¿Qué podría deparar un proceso de reivindicación identitaria de la nación española, prolongado en el tiempo y alimentado por un relato ilusionante, si gozase del apoyo de alrededor de la mitad de la ciudadanía?
Lola García escribe en su excepcional crónica del procés, Naufragio, que la clave del éxito del propio procés para cuadruplicar el apoyo al independentismo en la sociedad catalana estuvo en ilusionar. Detalla como la denominada ‘revolución de las sonrisas’ tuvo su germen en una visión que los dirigentes de la hoy consumida CDC tomaron prestada de la brillante película No, de Pablo Larraín, sobre la campaña de la oposición chilena en el plebiscito sobre Pinochet de 1988. Cada vez más superada por la indignación en el actual ambiente de enfrentamiento centrado en el proceso judicial, es evidente, sin embargo, que esa ilusión ha conseguido mantener viva una movilización de enorme magnitud durante 7 años, con una resistencia excepcional a las fratricidas intrigas de sus líderes políticos.
Esa ilusión consiguió también otro objetivo fundamental. En plena crisis económica, el independentismo consiguió cambiar el eje dominante de la política catalana del social al nacionalista, y creó con ello el congelador más efectivo de la historia política moderna de España: el congelador de las demandas e inquietudes sociales, las cuales una gran parte de la sociedad catalana aceptó debían quedar relegadas, congeladas, durante unos años, hasta que el advenimiento de la república hiciera posible su solución mediante una nueva legalidad y unas finanzas boyantes. Es innegable el éxito del relato que, en esta vertiente sin duda, y a pesar de lo que reza el mantra, fue gestado y dirigido de arriba abajo.
Mucho se ha escrito sobre los sentimientos que el procés despierta en el nacionalismo español, reivindicado cada vez más como pilar central de la trinidad de la derecha. Si bien se mencionan a menudo la confrontación, el rechazo o la simbiosis tácita entre nacionalismos en competición, poco se ha hablado de la envidia.

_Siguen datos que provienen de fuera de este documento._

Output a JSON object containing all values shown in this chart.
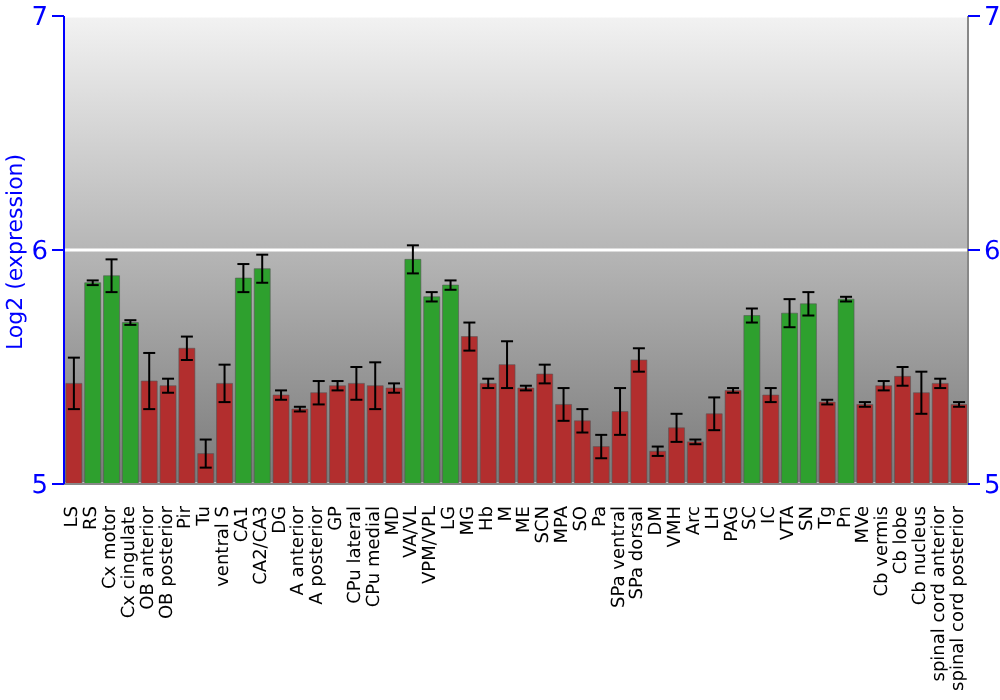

Envidia, sin embargo, es lo que posiblemente sientan los ideólogos de la derecha española de corte más abiertamente nacionalista. No es difícil imaginar a los más osados estudiando el procés como ejemplo académico, tomando apuntes en cada sesión del juicio quién sabe si desde el palco de la acusación popular. Envidia por el músculo del independentismo para conseguir generar y mantener esa movilización sobre el eje nacionalista a través del relato eficaz, resistente y sostenido en el tiempo, de lo cual los actores del nacionalismo español han sido hasta ahora totalmente incapaces. Las movilizaciones reivindicativas de Colón, aún con su sonado fracaso de participación, son sólo la receta clásica del PP en la oposición: la de las manifestaciones contra la ley del aborto o del matrimonio homosexual. Receta de la vieja escuela, puntas de iceberg discontinuas carentes de mayor narrativa y centradas en el rechazo en vez de en el avance. Fósiles de la era analógica.

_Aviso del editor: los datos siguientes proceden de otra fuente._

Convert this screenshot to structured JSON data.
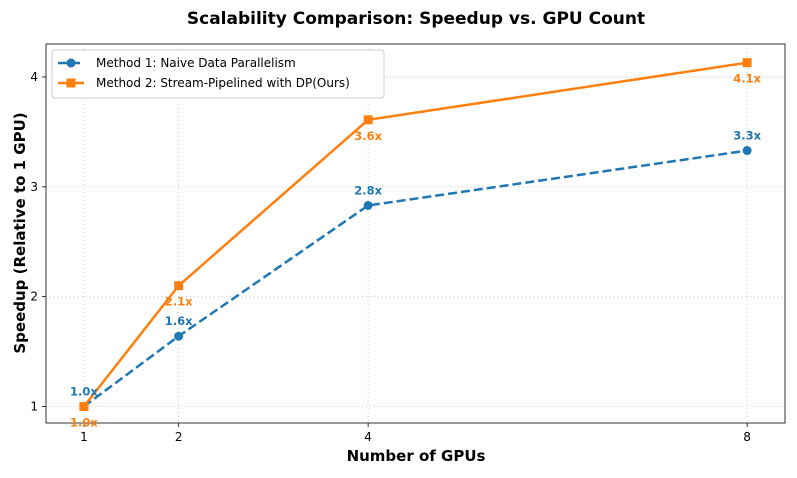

La onda expansiva del procés, sin embargo, es potente e impredecible. Existe el riesgo de que despierte, en algún sector de la derecha, ya sea veterano o advenedizo, la epifanía del relato, de la ilusión, de la clave de la movilización constante y la llave del congelador de las demandas sociales. ¿Qué podría deparar un proceso de reivindicación identitaria de la nación española, prolongado en el tiempo y alimentado por un relato ilusionante, si gozase del apoyo de alrededor de la mitad de la ciudadanía? Si un fervor popular arropado por una mayoría de escaños en el Congreso llevara al ninguneo y a la ruptura de la legalidad, ¿habría acaso un resorte análogo al 155 para detener el abuso de poder? Escenario húngaro. Atención a los últimos escaños de cada provincia en abril.